I had two immediate thoughts to this idea, “that may be cheesy,” and “that may be brilliant.” The kids still get treats and they hear the story of Jesus. Also, boys love to compete so I can see Bennett running like crazy to get more rocks than anyone.
Another idea to save Easter came from my niece. On Friday, she shared her resurrection eggs with Bennett and me and told the entire story of Jesus: his life, death, and resurrection. It was absolutely precious as she asked to tell the story over and over and she understood complex ideas that adults don’t even understand. I loved hearing her innocent trust in God and it renewed my own.
Having said all of that, however, I suppose I didn’t do much to “save the holidays” this year. I went crazy with Bennett’s easter outfit and basket. I didn’t have anything particularly clever or spiritually meaningful planned. In fact, much of his goodies were practical finds…and we definitely have a perfect Easter basket for years to come. Just when you think she’s got it all together…she goes and commercializes Bennett’s first Easter.
|Bennett’s Easter Basket!|
I found the basket at Michaels for $10. My very crafty mom took some of the fabric from his first quilt and made the lining from the Navy houndstooth. She made the piping from solid navy fabric and monogrammed his name on the lining. It is so perfect.
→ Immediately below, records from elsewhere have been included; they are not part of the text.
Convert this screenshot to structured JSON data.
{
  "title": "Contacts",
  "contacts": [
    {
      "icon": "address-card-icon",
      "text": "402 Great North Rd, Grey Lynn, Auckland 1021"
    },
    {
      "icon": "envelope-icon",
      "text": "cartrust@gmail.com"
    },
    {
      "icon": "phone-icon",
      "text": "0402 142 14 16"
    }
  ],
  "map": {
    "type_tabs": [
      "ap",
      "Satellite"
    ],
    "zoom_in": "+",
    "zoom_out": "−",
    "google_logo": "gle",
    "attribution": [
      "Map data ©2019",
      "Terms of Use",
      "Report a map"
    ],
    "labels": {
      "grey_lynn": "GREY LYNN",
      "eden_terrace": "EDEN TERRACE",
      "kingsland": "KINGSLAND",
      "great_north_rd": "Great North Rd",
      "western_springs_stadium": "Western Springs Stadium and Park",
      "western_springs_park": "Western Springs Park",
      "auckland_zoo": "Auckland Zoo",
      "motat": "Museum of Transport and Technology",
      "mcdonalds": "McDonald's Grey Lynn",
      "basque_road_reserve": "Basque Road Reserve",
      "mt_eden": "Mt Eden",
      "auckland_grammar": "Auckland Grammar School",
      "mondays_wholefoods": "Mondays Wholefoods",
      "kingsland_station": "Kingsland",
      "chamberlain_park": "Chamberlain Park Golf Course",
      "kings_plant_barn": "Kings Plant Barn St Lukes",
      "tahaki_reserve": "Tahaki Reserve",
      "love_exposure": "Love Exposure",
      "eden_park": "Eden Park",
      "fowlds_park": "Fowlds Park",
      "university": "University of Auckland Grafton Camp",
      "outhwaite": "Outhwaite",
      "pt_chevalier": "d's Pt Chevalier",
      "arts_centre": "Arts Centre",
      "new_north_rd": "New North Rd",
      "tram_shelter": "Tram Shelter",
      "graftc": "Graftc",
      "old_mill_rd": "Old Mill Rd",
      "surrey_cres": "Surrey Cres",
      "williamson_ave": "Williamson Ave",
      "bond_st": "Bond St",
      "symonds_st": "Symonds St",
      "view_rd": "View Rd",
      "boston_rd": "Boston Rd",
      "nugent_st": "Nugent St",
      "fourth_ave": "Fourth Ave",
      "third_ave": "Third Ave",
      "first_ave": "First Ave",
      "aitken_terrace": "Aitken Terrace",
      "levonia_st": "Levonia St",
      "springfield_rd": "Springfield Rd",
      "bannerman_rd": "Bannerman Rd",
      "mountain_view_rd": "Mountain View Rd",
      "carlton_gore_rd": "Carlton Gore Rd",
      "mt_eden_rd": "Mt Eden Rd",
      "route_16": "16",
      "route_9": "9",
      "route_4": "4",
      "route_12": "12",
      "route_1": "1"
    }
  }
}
Our Easter Sunday was filled with Buckhead Church (which may have been the best sermon I’ve heard Andy preach), Brunch at J Christopher, a visit to the Brookhaven park, bubbles on our front lawn, a visit from our favorite friend Chloe, and dinner with Aunt C and Uncle B. It really was the most perfect first Easter for little Bennett.
|Kisses from Daddy|
|Ladies love blue striped bow ties and yellow trousers…|
|Ohhhh…I could snuggle him all day!|
|Our family Easter 2014 (my skirt was a little too big but I couldn’t resist the blue stripes to match my boys!)|
I suppose it may be nearly impossible to have a strictly spiritual Easter when there are goodies to enjoy. I just hope in the years to come I do not make it all about celebrating the goodies when God has given us the greatest gift in his resurrected son.